Mr. G~'s argument appears to be that POCRs with more than 16 residents do not receive
equal protection compared to similar privately-operated facilities. We did not find
a case in which this issue was directly addressed. However, we did locate a number
of related cases in which plaintiffs questioned the constitutionality of the government's
definition of a public institution and/or whether the residents therein could receive
In Vinyard v. Massey, 586 F. Supp. 3 (W.D. Mo. 1984), the plaintiff, confined in a penal institution,
argued that it was unconstitutional for Congress to decline to grant SSI to an otherwise
eligible individual because he resided in a public institution which did not receive
Medicaid funds. The court held that the issue was governed by the United States Supreme
Court's decision in Schweiker v. Wilson, 450 U.S. 221 (1981), in which the Court ruled that the statute at issue distinguished
between "'residents in public institutions receiving Medicaid funds for their care
and residents in such institutions not receiving Medicaid funds.' Id. at 233-34." Employing a rational basis test, the Court determined that the statute
was constitutional and was "'rationally related to the legitimate legislative desire
to avoid spending federal resources on behalf of individuals whose care and treatment
are being fully provided for by state and local government units.' Id. at 237." Vinyard v. Massey, 586 F. Supp. at 4-5. In Wilson, the Court held that a classification judged under the rational-basis standard did
not allow the "Court to substitute its personal notions of good public policy for
those of Congress." 450 U.S. at 221-22. The Court also stated that-
[t]he equal protection obligation imposed by the Due Process Clause of the Fifth Amendment
is not an obligation to provide the best governance possible. This is a necessary
result of different institutional competences, and its reasons are obvious. Unless
a statute employs a classification that is inherently invidious or that impinges on
fundamental rights, areas in which the judiciary then has a duty to intervene in the
democratic process, this Court properly exercises only a limited review power over
Congress, the appropriate representative body through which the public makes democratic
choices among alternative solutions to social and economic problems."
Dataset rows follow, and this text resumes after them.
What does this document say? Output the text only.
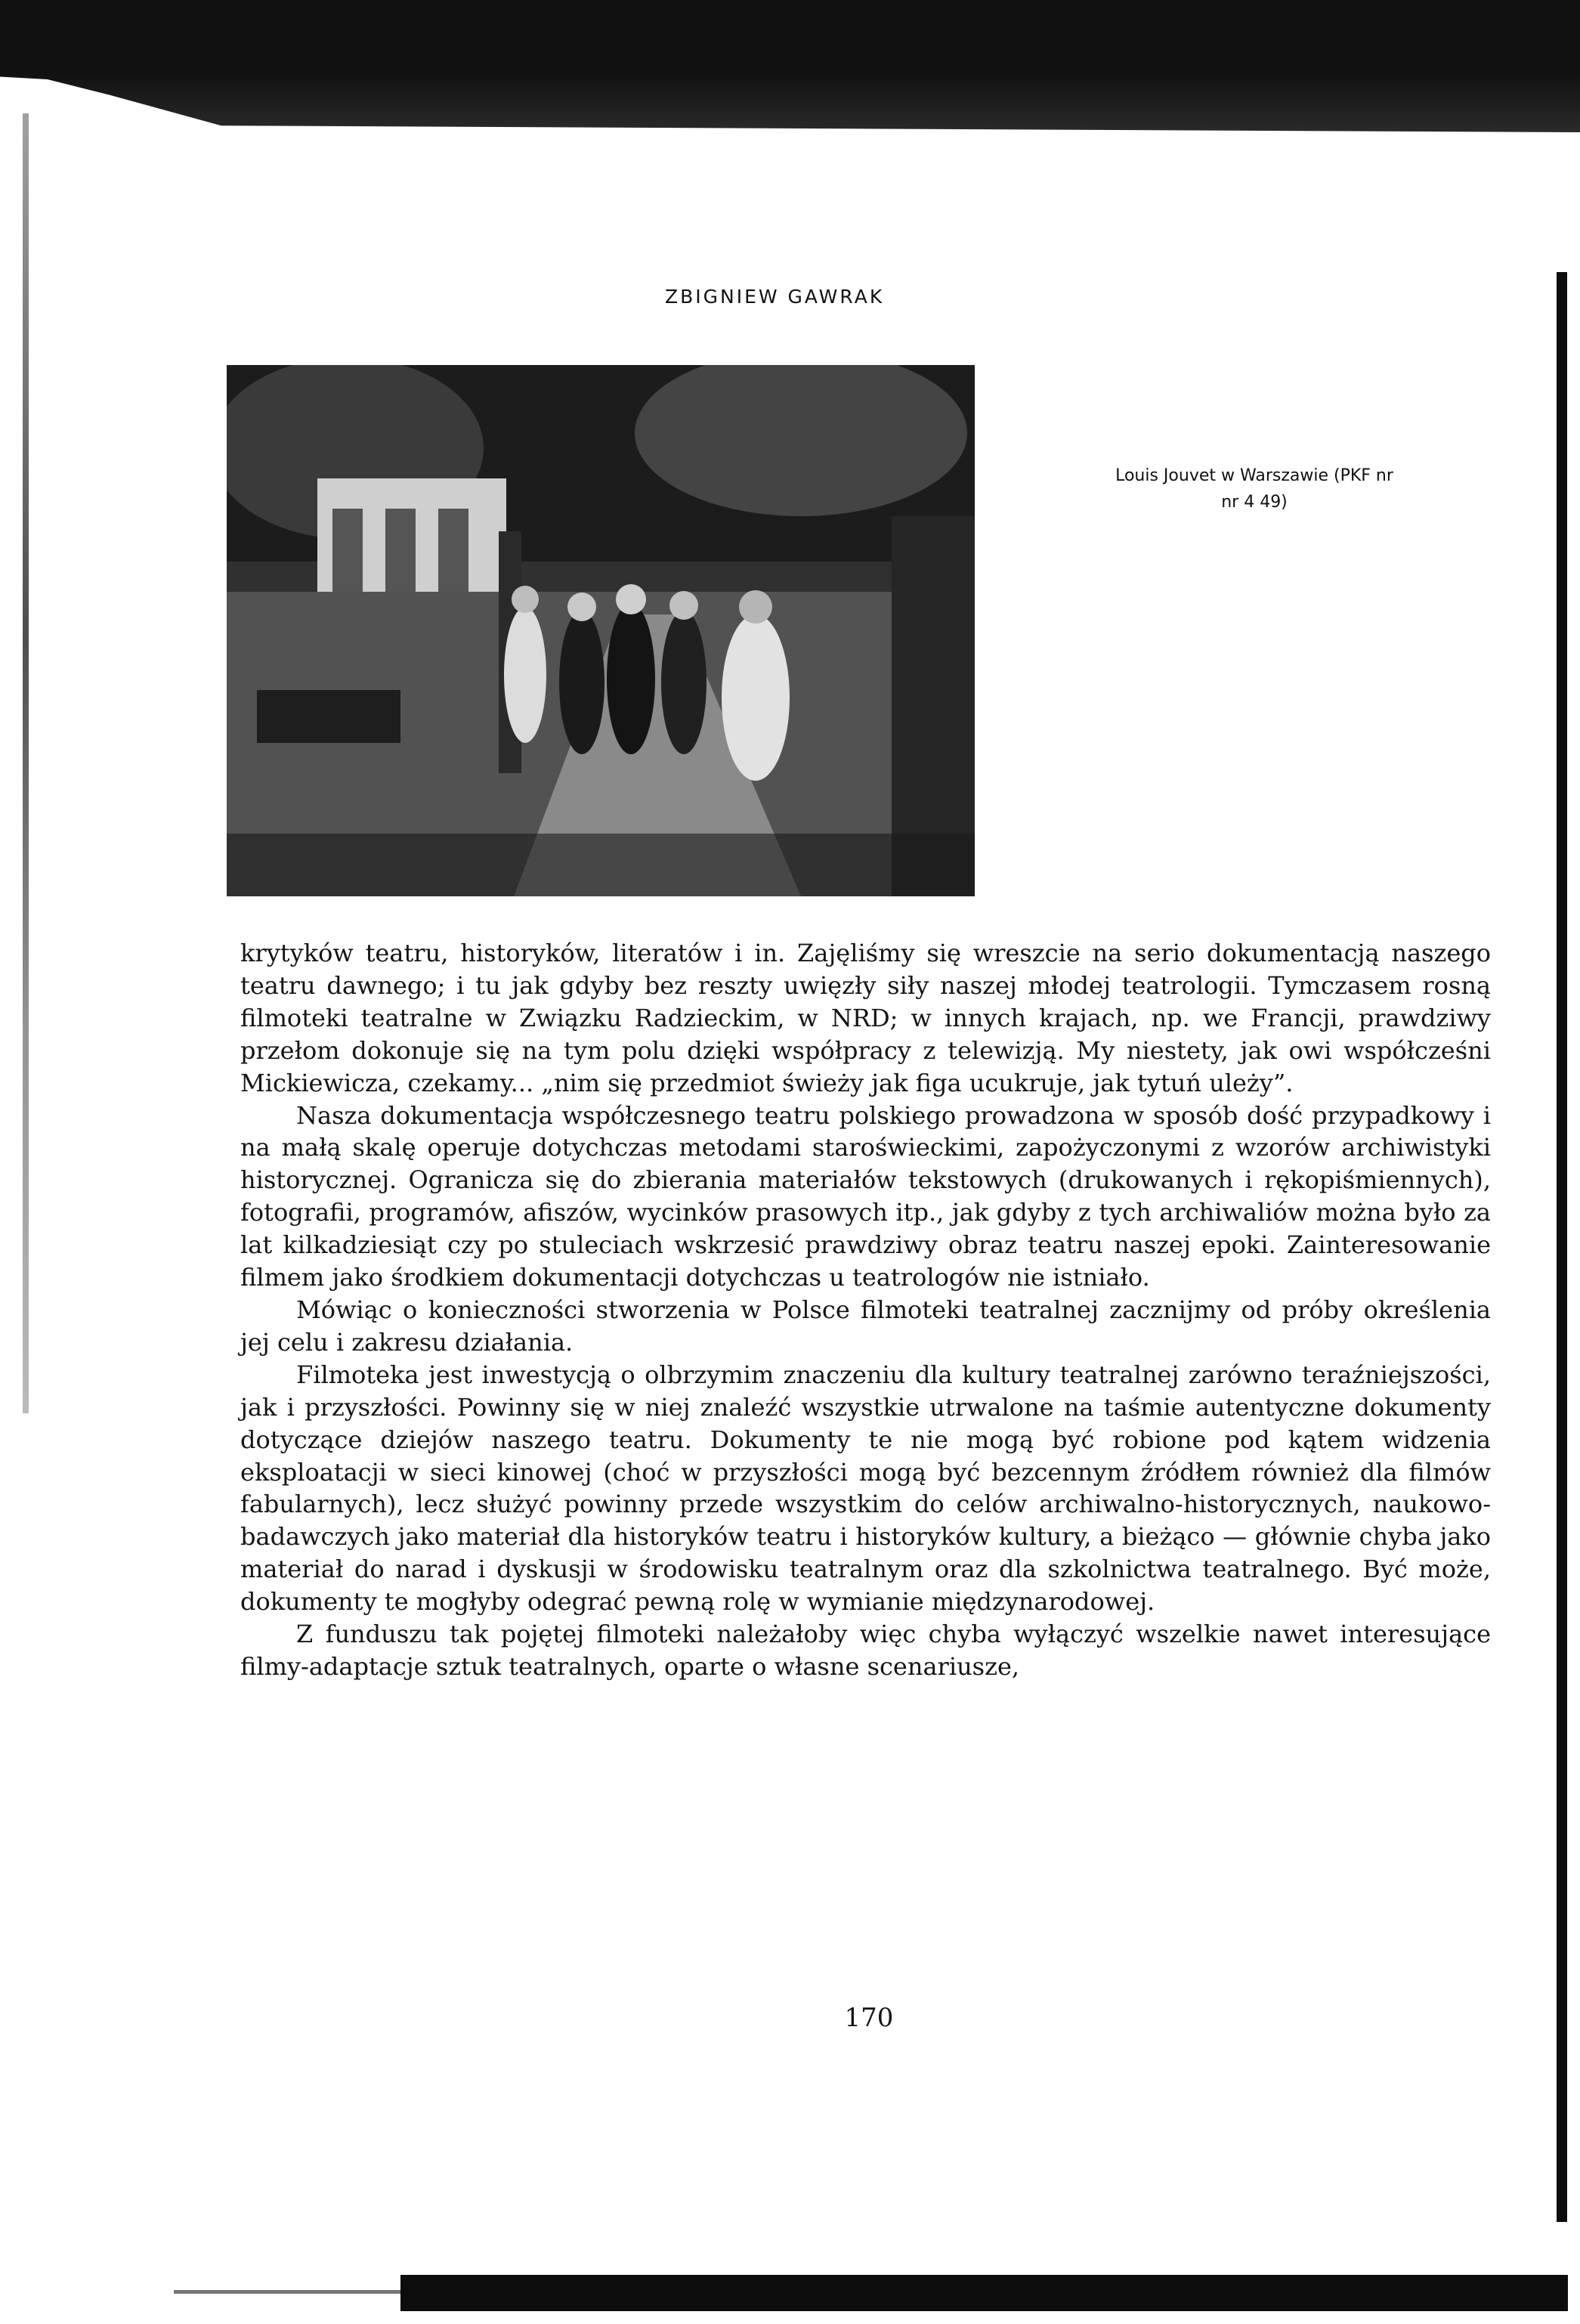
ZBIGNIEW GAWRAK
Louis Jouvet w Warszawie (PKF nr
nr 4 49)

krytyków teatru, historyków, literatów i in. Zajęliśmy się wreszcie na serio dokumentacją naszego teatru dawnego; i tu jak gdyby bez reszty uwięzły siły naszej młodej teatrologii. Tymczasem rosną filmoteki teatralne w Związku Radzieckim, w NRD; w innych krajach, np. we Francji, prawdziwy przełom dokonuje się na tym polu dzięki współpracy z telewizją. My niestety, jak owi współcześni Mickiewicza, czekamy... „nim się przedmiot świeży jak figa ucukruje, jak tytuń uleży”.

Nasza dokumentacja współczesnego teatru polskiego prowadzona w sposób dość przypadkowy i na małą skalę operuje dotychczas metodami staroświeckimi, zapożyczonymi z wzorów archiwistyki historycznej. Ogranicza się do zbierania materiałów tekstowych (drukowanych i rękopiśmiennych), fotografii, programów, afiszów, wycinków prasowych itp., jak gdyby z tych archiwaliów można było za lat kilkadziesiąt czy po stuleciach wskrzesić prawdziwy obraz teatru naszej epoki. Zainteresowanie filmem jako środkiem dokumentacji dotychczas u teatrologów nie istniało.

Mówiąc o konieczności stworzenia w Polsce filmoteki teatralnej zacznijmy od próby określenia jej celu i zakresu działania.

Filmoteka jest inwestycją o olbrzymim znaczeniu dla kultury teatralnej zarówno teraźniejszości, jak i przyszłości. Powinny się w niej znaleźć wszystkie utrwalone na taśmie autentyczne dokumenty dotyczące dziejów naszego teatru. Dokumenty te nie mogą być robione pod kątem widzenia eksploatacji w sieci kinowej (choć w przyszłości mogą być bezcennym źródłem również dla filmów fabularnych), lecz służyć powinny przede wszystkim do celów archiwalno-historycznych, naukowo-badawczych jako materiał dla historyków teatru i historyków kultury, a bieżąco — głównie chyba jako materiał do narad i dyskusji w środowisku teatralnym oraz dla szkolnictwa teatralnego. Być może, dokumenty te mogłyby odegrać pewną rolę w wymianie międzynarodowej.

Z funduszu tak pojętej filmoteki należałoby więc chyba wyłączyć wszelkie nawet interesujące filmy-adaptacje sztuk teatralnych, oparte o własne scenariusze,

170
450 U.S. at 230. In addition, "'the drawing of lines that create distinctions is peculiarly
a legislative task and an unavoidable one. Perfection in making the necessary classifications
is neither possible nor necessary.'" Wilson, 450 U.S. at 234, quoting Massachusetts Bd. Of Retirement v. Murgia, 427 U.S. 307, 314 (1976).
In Department of Health & Human Services v. Chater, 163 F.3d 1129 (9th Cir. 1998), the Commissioner denied applications for disability
benefits submitted by children residing in group homes for juvenile rehabilitation.
The State appealed on behalf of children who resided in privately owned and operated
group homes and publicly operated group homes serving 16 or fewer residents. The court
upheld the Commissioner's decision that the claimants were "inmates in a public institution"
and, pursuant to 42 U.S.C. § 1382(e)(1)(A), they were not eligible to receive SSI
benefits. The court also agreed that public and private group homes for juvenile rehabilitation
serving fewer than 16 residents were not POCRs whose residents would otherwise be
entitled to benefits pursuant to an exception for POCRs. Detention facilities are
excluded from the definition of POCRs. 20 C.F.R. § 416.211(c)(5)(iii).
Based upon Mr. G~'s description of Country Acres Care's beautiful setting and unique
services, we believe the facility's residents are indeed fortunate. While we recognize
the situation Country Acres Care faces, the residents will lose their SSI benefits
if the county-operated facility has more than 16 residents. Considering the cases
cited above and the legislative history of this provision, we believe a court would
find that the statute and regulations are constitutional. We see no way for the county-operated
facility to achieve a different result without legislative changes in the federal
statute. As the Court stated in Wilson, supra, the current standards "must be considered Congress' deliberate, considered
choice. The legislative record . . . appears to be unequivocal." 450 U.S. at 235.